While loops are a fundamental structure that can be used with a variety of programming patterns (task parallelism, data parallelism, pipelining, or structured grid). Depending on the pattern, a regular while loop will suffice, or in other situations a specialized type of while loop (such as the timed loop) may be appropriate.
Shift Registers and Feedback Nodes
For the pipelining approach outlined above, either shift registers or feedback nodes should be used (their behavior is the same in this scenario).
Parallel For Loop
The parallel for loop allows you to programmatically set the number of parallel “workers” that execute your code to achieve implicit parallelism (i.e. the code abstracts the complexity and maps different workers to different cores). Create a worker for each processor core to maximize your parallel execution.
The Parallel For loop is a valid approach for intensive operation that needs to execute over and over in loop, without having dependencies from one iteration to the next. However, if there are dependencies, the Parallel For loop should not be used because the dependencies imply that the algorithm should be executed sequentially. In that case, you another technique such as pipelining to achieve parallelism.
The timed loop acts as a while loop but has special characteristics that can help you optimize performance based on the multicore hardware configuration. For example, unlike a regular while loop which may utilize multithreads, any code enclosed within the timed loop executes in a single thread. This may seem counter intuitive, and one might wonder why single thread execution would be desirable on a multicore system. In particular, it's a useful characteristic on real-time systems and where optimizing for cache is important. In addition to executing in a single thread, the loop can set processor affinity, which is a mechanism to assign that thread to a particular CPU (and hence help optimize for cache).
It's important to note that parallel patterns that work well within a regular while loop (such as data parallelism and pipelining), will not work with a timed loop, because no parallelism can be achievable in a single thread. Instead, the techniques can be implemented using multiple timed loops, for example, with pipelining one timed loop can represent a unique stage in the pipeline, with data transfer between loops via FIFOs.
Queues and RT FIFOs
Queues are important for synchronizing data between multiple loops. For example, they can be used to implement a producer/consumer architecture. The producer/consumer architecture was not mentioned in this document specifically, due to the fact that it's not unique to parallel programming and is more of a general purpose programming architecture. Nonetheless it works quite well on multicore CPUs to minimize CPU usage, and the combination of loops and queues make it all possible.
Note that queues are not a deterministic mechanism to share data between loops, if real-time is required use RT FIFOs instead.
CPU Pool Reservation VIs
Specific to LabVIEW Real-Time, CPUs can be "reserved" for certain thread pools using CPU Pool VIs. This is another mechanism to optimize for cache.
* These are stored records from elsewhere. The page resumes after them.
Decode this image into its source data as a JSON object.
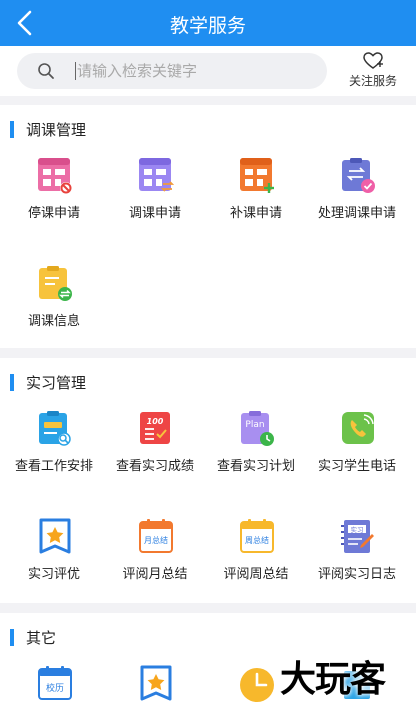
{
  "header": {
    "title": "教学服务"
  },
  "search": {
    "placeholder": "请输入检索关键字"
  },
  "follow": {
    "label": "关注服务"
  },
  "sections": [
    {
      "title": "调课管理",
      "items": [
        {
          "label": "停课申请",
          "icon": "stop-class-icon"
        },
        {
          "label": "调课申请",
          "icon": "adjust-class-icon"
        },
        {
          "label": "补课申请",
          "icon": "makeup-class-icon"
        },
        {
          "label": "处理调课申请",
          "icon": "process-adjust-icon"
        },
        {
          "label": "调课信息",
          "icon": "adjust-info-icon"
        }
      ]
    },
    {
      "title": "实习管理",
      "items": [
        {
          "label": "查看工作安排",
          "icon": "work-schedule-icon"
        },
        {
          "label": "查看实习成绩",
          "icon": "internship-score-icon"
        },
        {
          "label": "查看实习计划",
          "icon": "internship-plan-icon"
        },
        {
          "label": "实习学生电话",
          "icon": "student-phone-icon"
        },
        {
          "label": "实习评优",
          "icon": "internship-award-icon"
        },
        {
          "label": "评阅月总结",
          "icon": "monthly-summary-icon"
        },
        {
          "label": "评阅周总结",
          "icon": "weekly-summary-icon"
        },
        {
          "label": "评阅实习日志",
          "icon": "internship-log-icon"
        }
      ]
    },
    {
      "title": "其它",
      "items": [
        {
          "label": "校历",
          "icon": "school-calendar-icon"
        },
        {
          "label": "",
          "icon": "award-icon"
        },
        {
          "label": "",
          "icon": "clock-icon"
        },
        {
          "label": "",
          "icon": "edit-icon"
        }
      ]
    }
  ],
  "icon_text": {
    "score": "100",
    "plan": "Plan",
    "month": "月总结",
    "week": "周总结",
    "log": "实习",
    "calendar": "校历"
  },
  "watermark": "大玩客",
  "colors": {
    "brand": "#1f8ef1"
  }
}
For example, imagine an application will be executed on a quad-core system, whereby the application is intended to operate on data as quickly as possible over and over again. This type of operation is ideal to run in cache, assuming the dataset will actually fit in the CPU cache. In fact, running the operation in cache may be more effective than attempting to parallelize the code and utilize all four CPUs. So, instead of allowing the OS to schedule parallel tasks across all four CPUs (0-3), the developer may choose to reserve only two CPUs for the OS scheduler, such as CPU 0 and 2. (Perhaps the quad-core in question has a large shared cache between CPU 0 and 1, and another large shared cache between CPU 2-3) By reserving CPUs, the developer can help ensure the data stays in cache, and also ensure that the two large shared caches are at full disposal to be used by the operation.
CPU Information VIs
The CPU Information VIs provide information specific to the system the LabVIEW application is running on. This information is very useful if the application may be deployed on a myriad of different machines (such as dual-cores, quad-cores, or even octal cores.
By using the CPU Information VIs, the application can read parameters such as "# of logical processors" and based on the result on a given machine, use that result to feed into a parallel For loop.
For example, if the application is running on a dual-core machine, the # of logical processors = 2, and therefore the optimal number setting for the parallel For loop would also be two. This allows for code to more easily adapt to the underlying hardware.
The Desktop Execution Trace Toolkit and the Real-Time Trace Viewer
Tracing is a very useful way to debug multicore applications, and can be performed on both the desktop or a real-time system. Refer to the product documentation for the Desktop Execution Trace Toolkit and the Real-Time Trace Viewer. In LabVIEW 2013 and prior releases of the LabVIEW Real-Time Module, the Real-Time Trace Viewer is packaged as a separate toolkit (Real-Time Execution Trace Toolkit).